# juniper fishing rod rack



## mmwood_1 (Oct 24, 2007)

This post is actually an experiment. I got a digital camera, finally, and I'm trying to figure out resizing/compression to be able to load pics up to this site.

So....I was hired by a woman to build this fishing rod rack for her boyfriend for christmas. He's got a stack of rods laying on the floor and apparently getting them off the floor was worthwhile to her, enough to have a custom piece made. It holds 20 rods, with the reels on, and has 3 shelves for tackle boxes and other assorted gear. One face is hinged so the shelves can be accessed without removing rods. And the entire unit is mounted on a lazy susan so it rotates freely for easy access. The butts of the rods sit in a shallow hole at the bottom, and the upper holder is attached with a screw and wing nut. Because there is no standard distance between the butt of the rod and the first guide, this allows you to rotate the upper holder in case the guide happens to fall right at that spot. It will then put the holder slot ~ 4" higher. Leather straps that slip onto a screw head keep the rods from falling forward when turning the rack or opening the door. He's been wanting to have something made from juniper for some time, so that's the wood she requested. 
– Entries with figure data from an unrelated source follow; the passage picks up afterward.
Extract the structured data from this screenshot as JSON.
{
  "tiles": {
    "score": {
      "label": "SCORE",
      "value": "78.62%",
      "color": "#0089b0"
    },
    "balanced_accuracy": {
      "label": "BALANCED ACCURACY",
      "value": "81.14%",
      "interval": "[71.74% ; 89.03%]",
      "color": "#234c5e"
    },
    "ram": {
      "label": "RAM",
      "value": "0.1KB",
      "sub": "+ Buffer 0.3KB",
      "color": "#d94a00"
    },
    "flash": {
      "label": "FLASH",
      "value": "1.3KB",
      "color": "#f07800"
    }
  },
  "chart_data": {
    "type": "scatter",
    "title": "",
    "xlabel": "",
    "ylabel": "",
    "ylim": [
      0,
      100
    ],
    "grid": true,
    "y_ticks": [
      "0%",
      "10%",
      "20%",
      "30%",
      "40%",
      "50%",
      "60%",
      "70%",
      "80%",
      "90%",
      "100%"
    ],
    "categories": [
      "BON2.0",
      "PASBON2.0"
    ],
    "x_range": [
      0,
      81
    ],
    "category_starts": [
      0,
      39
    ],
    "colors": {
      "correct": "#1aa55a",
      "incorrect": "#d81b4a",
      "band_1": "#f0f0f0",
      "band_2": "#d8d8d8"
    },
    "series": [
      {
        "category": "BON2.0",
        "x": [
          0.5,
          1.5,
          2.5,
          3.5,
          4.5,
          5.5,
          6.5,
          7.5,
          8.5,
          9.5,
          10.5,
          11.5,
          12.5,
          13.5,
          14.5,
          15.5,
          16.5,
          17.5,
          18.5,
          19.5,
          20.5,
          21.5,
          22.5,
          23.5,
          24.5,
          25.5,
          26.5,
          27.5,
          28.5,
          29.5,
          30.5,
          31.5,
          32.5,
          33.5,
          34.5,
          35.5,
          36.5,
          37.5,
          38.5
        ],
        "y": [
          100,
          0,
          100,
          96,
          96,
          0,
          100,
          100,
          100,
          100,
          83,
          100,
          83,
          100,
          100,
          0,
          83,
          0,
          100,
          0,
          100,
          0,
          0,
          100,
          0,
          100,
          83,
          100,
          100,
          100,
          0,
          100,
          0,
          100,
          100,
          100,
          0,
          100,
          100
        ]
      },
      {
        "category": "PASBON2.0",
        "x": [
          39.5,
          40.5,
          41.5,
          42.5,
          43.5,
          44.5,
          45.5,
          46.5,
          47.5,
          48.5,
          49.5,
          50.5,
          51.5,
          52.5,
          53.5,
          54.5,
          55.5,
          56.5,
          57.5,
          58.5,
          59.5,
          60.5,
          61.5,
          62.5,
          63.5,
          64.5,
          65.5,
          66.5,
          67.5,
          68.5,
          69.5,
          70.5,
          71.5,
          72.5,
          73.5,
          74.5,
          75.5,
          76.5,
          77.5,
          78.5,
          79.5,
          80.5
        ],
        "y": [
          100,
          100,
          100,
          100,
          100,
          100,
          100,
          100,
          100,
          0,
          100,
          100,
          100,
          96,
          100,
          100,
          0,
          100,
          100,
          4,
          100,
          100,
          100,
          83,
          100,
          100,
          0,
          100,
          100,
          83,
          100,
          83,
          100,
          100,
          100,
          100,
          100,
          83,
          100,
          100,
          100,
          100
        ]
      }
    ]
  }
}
Frames are all mortise and tenon joinery, the shelves are assembled with spline joints and mounted into the frames in dados, screwed and glued. She wanted it a bit rustic looking, not too fancy, so I didn't worry about concealing screws. Not a piece of "fine furniture", but there was only so far she was willing to go for the guy in terms of cost.


----------



## mavawreck (Nov 26, 2011)

Do I spy an old green Penn spinfisher? Can't see one without thinking of my Dad and Grandpa.

Nice work!


----------



## mmwood_1 (Oct 24, 2007)

What an eye! It's a Penn 704 which I used for surf fishing and jetty fishing on the coast. It's been a few years since I've used it, though.


----------



## mavawreck (Nov 26, 2011)

Off topic, but I was digging through photos and found this one from a few years ago. Surf fishing trip for my dads birthday. My dads had his since he was a kid an we've got my grandpas too. Always washed and rebuilt any time they got dunked.


----------



## mmwood_1 (Oct 24, 2007)

It's a good reel for surf fishing. :yes:


----------